Ask friendly questions.
This is a big one for two reasons—the first reason is that it means you don't have to do much! Figuring out “what to say” is a big source of anxiety for most people, but if you’re asking questions, you’re only speaking at a minimum—just set the other person up and let them talk. Congratulations! You made this interaction easier, and it's barely even started.
The second reason this is great is that people really like to talk about themselves. So not only have you gotten the other person to do the heavy lifting in this conversation, you've gotten them to like you just a little more because of it.
“Active listening” is a way to make sure that you're paying attention and to make sure the other person knows it. Ask follow-up questions about what they're talking about. Nod or quietly say “mm-hmm” in a way that communicates that you're engaged with what they're telling you.
You know how you sometimes assume people don't actually want to hear what you have to say? Most people feel that way. Having someone listen to them, carefully and deliberately, can be a powerful thing.
Remember their answers.
You don't have to be an encyclopedia about everyone you know. In fact, please don't be—it’s super creepy. But remember a couple of things that are clearly important and ask about those things every now and then.
If your desk mate's child is a math whiz, ask her how that's going from time to time. If your manager just started classes in circus arts, check in to see how he's liking it. More than anything, people want to feel understood and validated, and it's amazing how far just a little bit of that will go.
Use basic courtesy.
This may sound basic or stupid, but listen—politeness is a rarity. More so in some industries than others, definitely. If you follow some basic stuff, like respecting peoples' space, avoiding snarky comments, refusing to gossip, etc.—it's basically a superpower in terms of how much it can change the way people look at you.

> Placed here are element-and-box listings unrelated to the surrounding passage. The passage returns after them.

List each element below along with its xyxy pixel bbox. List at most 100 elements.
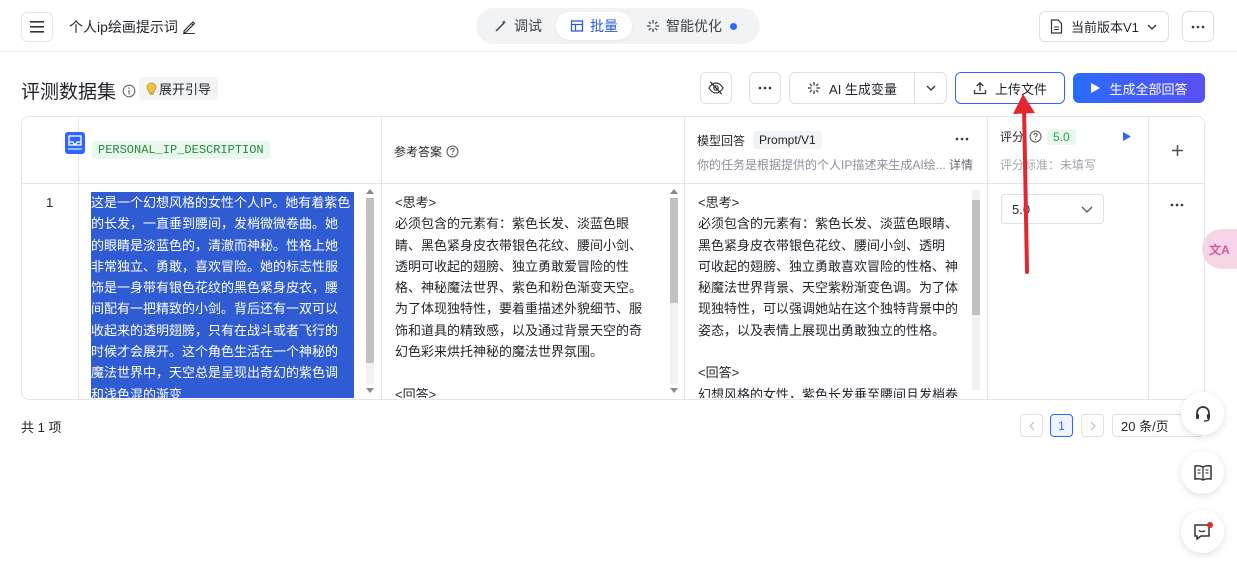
feedback-button[interactable] (1181, 510, 1224, 553)
reply-line: 姿态，以及表情上展现出勇敢独立的性格。 (698, 322, 946, 338)
chevron-down-icon (1147, 24, 1157, 30)
prompt-version-tag: Prompt/V1 (753, 131, 822, 149)
sparkle-icon (808, 82, 821, 94)
generate-all-label: 生成全部回答 (1109, 81, 1188, 97)
generate-all-button[interactable]: 生成全部回答 (1073, 73, 1205, 103)
reference-line: 睛、黑色紧身皮衣带银色花纹、腰间小剑、 (395, 237, 643, 253)
more-dots-icon (758, 86, 772, 90)
model-reply-column: 模型回答 Prompt/V1 你的任务是根据提供的个人IP描述来生成AI绘...… (685, 117, 988, 399)
support-button[interactable] (1181, 392, 1224, 435)
plus-icon[interactable] (1171, 144, 1184, 157)
description-scrollbar[interactable] (364, 186, 376, 396)
docs-button[interactable] (1181, 451, 1224, 494)
ai-generate-variables-button[interactable]: AI 生成变量 (789, 72, 915, 104)
reply-line: 幻想风格的女性，紫色长发垂至腰间且发梢卷 (698, 386, 959, 398)
headset-icon (1195, 405, 1210, 422)
translate-badge[interactable]: 文A (1202, 229, 1237, 269)
version-select[interactable]: 当前版本V1 (1039, 11, 1169, 42)
reference-line: <思考> (395, 195, 437, 210)
tab-batch-label: 批量 (590, 18, 618, 34)
index-column: 1 (22, 117, 85, 399)
play-icon[interactable] (1122, 131, 1132, 142)
translate-icon: 文A (1209, 242, 1230, 257)
mode-switch: 调试 批量 智能优化 (476, 8, 760, 44)
reply-line: 现独特性，可以强调她站在这个独特背景中的 (698, 301, 959, 317)
detail-link[interactable]: 详情 (949, 156, 973, 173)
reply-line: 可收起的翅膀、独立勇敢喜欢冒险的性格、神 (698, 258, 959, 274)
book-icon (1193, 464, 1212, 481)
reference-line: <回答> (395, 386, 437, 398)
total-count: 共 1 项 (21, 420, 62, 435)
help-icon[interactable] (446, 145, 459, 158)
description-cell[interactable]: 这是一个幻想风格的女性个人IP。她有着紫色 的长发，一直垂到腰间，发梢微微卷曲。… (91, 192, 354, 398)
hide-toggle-button[interactable] (700, 72, 732, 104)
hamburger-icon (30, 21, 44, 33)
model-reply-scrollbar[interactable] (970, 186, 982, 396)
chevron-down-icon (926, 85, 935, 91)
document-icon (1050, 19, 1063, 34)
info-icon[interactable] (122, 84, 136, 98)
description-line: 饰是一身带有银色花纹的黑色紧身皮衣，腰 (91, 280, 339, 296)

Don't assume they're judging you.
Here's a secret—most people aren't thinking about you as often as you imagine they are. That's not a bad thing…at all. Wanna know what they're really thinking about? The same thing you are—they're worrying about what other people think of them. And they're far, far too busy doing that to remember that time you tripped over a word, or said something embarrassing.
Don't announce the worst about yourself
Have you ever been to a party where someone introduced themselves by saying they were “so awkward”? That hardly seems like the best foot to start out on, does it? You be you. Other people can decide if you're awkward or not without you making up their mind for them. If you don't plant that expectation in their mind, you may be surprised when their reactions indicate you're not as awkward as you thought.
Don't assume the worst about yourself
Maybe you're working for a company where you feel outclassed, or you're at a conference where you think that everyone else is better than you. Here's a secret—most people feel like they're faking it, most of the time. It's called imposter syndrome, and ironically, the smarter you are, the more likely you are to have it. The fact that you are there, typically means you belong there. Try not to overthink it.